—¡A estas casas! —exclamó la Zaina—. ¿Estamos en algún presillo? Más honrada es mi casa, Sr. D. Juan, que muchas de señoras amadamadas, por donde usía anda en malos pasos.
—Calla, tonta —dijo Mañara de mal humor.
—Y buenas princesas ha traído usted a esta casa, y a la de la Pelumbres y de la Primorosa —añadió Ignacia—. Toas semos unas, y no lo igo por esa duquesa con quien fue hace dos noches en ca la Pelumbres. Alifonsa, ¿sabes quién es? ¿Te acuerdas de aquella duquesilla amojamada, que parece un almacén de huesos? Si D. Juan la trae por aquí, pondremos una fábrica de botones.

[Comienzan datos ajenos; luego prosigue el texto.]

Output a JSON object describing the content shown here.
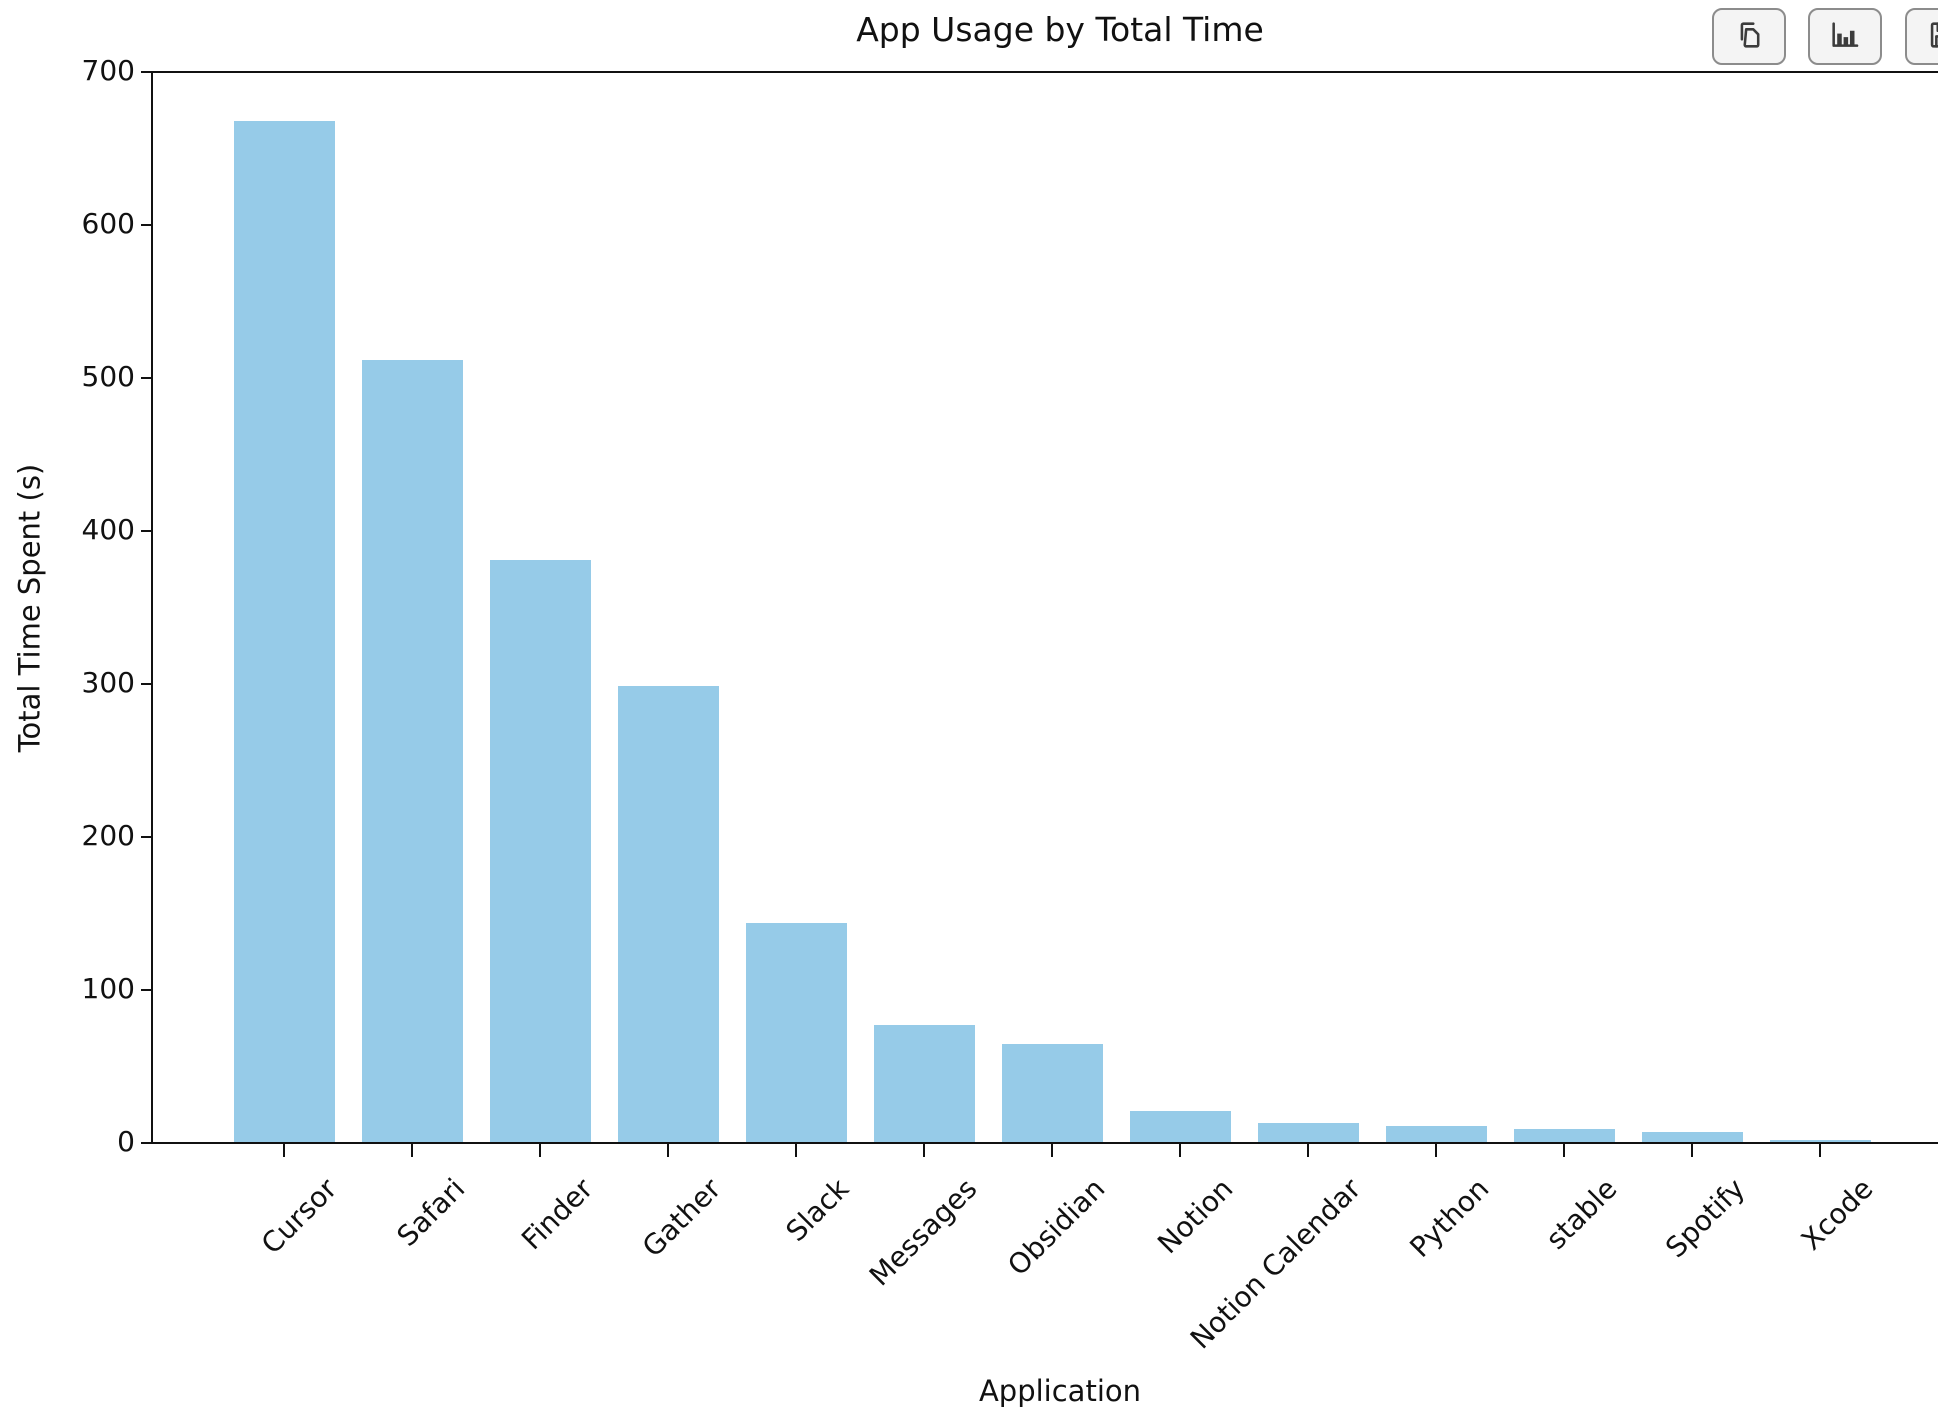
{
  "toolbar": {
    "buttons": [
      {
        "name": "copy",
        "icon": "copy-icon"
      },
      {
        "name": "bar-chart",
        "icon": "bar-chart-icon"
      },
      {
        "name": "save",
        "icon": "save-icon"
      }
    ]
  },
  "chart_data": {
    "type": "bar",
    "title": "App Usage by Total Time",
    "xlabel": "Application",
    "ylabel": "Total Time Spent (s)",
    "categories": [
      "Cursor",
      "Safari",
      "Finder",
      "Gather",
      "Slack",
      "Messages",
      "Obsidian",
      "Notion",
      "Notion Calendar",
      "Python",
      "stable",
      "Spotify",
      "Xcode"
    ],
    "values": [
      668,
      512,
      381,
      299,
      144,
      77,
      65,
      21,
      13,
      11,
      9,
      7,
      2
    ],
    "ylim": [
      0,
      700
    ],
    "yticks": [
      0,
      100,
      200,
      300,
      400,
      500,
      600,
      700
    ],
    "x_tick_rotation_deg": 45,
    "bar_color": "#96CBE8",
    "axis_color": "#111111",
    "grid": false,
    "legend": "none"
  }
}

—¿Qué hablas ahí, zafiota, animal sin pluma? —gritó Mañara con vivo arrebato de ira—. Habla mejor si no quieres que con tu lengua haga una pantufla para azotarte la cara.
—¡A mí con esas el asno Regidor! —vociferó la Zaina—. Después que le he despreciao, después que he tenido que escupirle en la cara para que no anduviera tras de mí chupándose la tierra que yo pisaba, ¿ahora viene con esa? Con las barbas de un usía friego yo los cacharros de la cocina, y tripas de caballero le echo a mi gato.
—¡Condenada manola! —dijo Mañara cada vez más colérico—. La culpa tiene quien te ha dado esas alas y quien con personas bajas se entretiene. ¿Para qué tomas en tu ruin boca el nombre de señoras respetables de quien no mereces besar la suela del zapato? ¡Cuidado con los celitos de la niña!
—¿Celos yo? —chilló la maja más encendida que la grana—. ¡Por Dios, que me quiera usted, so pringoso: tomelo por estera y se creyó cortejo!
Y diciendo esto, lanzó un salivazo en medio del corrillo.
—¡Miserable mujerzuela! ¡La culpa tiene quien se arrima a ti, por hacerte gente siquiera un día!
—¡Eh, eh! poco a poquito —dijo a este punto el tío Mano de Mortero, que de espectador indiferente de aquella escena se trocaba en actor de ella—. Eso de mujerzuela es de gente mal hablada, y aquí no se habla mal de nadie, y lo que es mi hija tiene su siempre y cuando como cualquier otra. Que el señor D. Juan no nos toque a la honor, porque a mí no me falta un saco de onzas de oro ensayadas para apedrear a cualquiera. Y tú, princesa mía, ¿a qué le haces tantos cocos ahora al Sr. de Mañara, cuando ha pocos días te chiflabas por él, y si alguna noche faltaba su señoría a hacerte compañía o a ayudarte a rezar el rosario, ponías en el cielo unos suspiros como catedrales? Anda, que todos son buenos, y váyase lo uno por lo otro.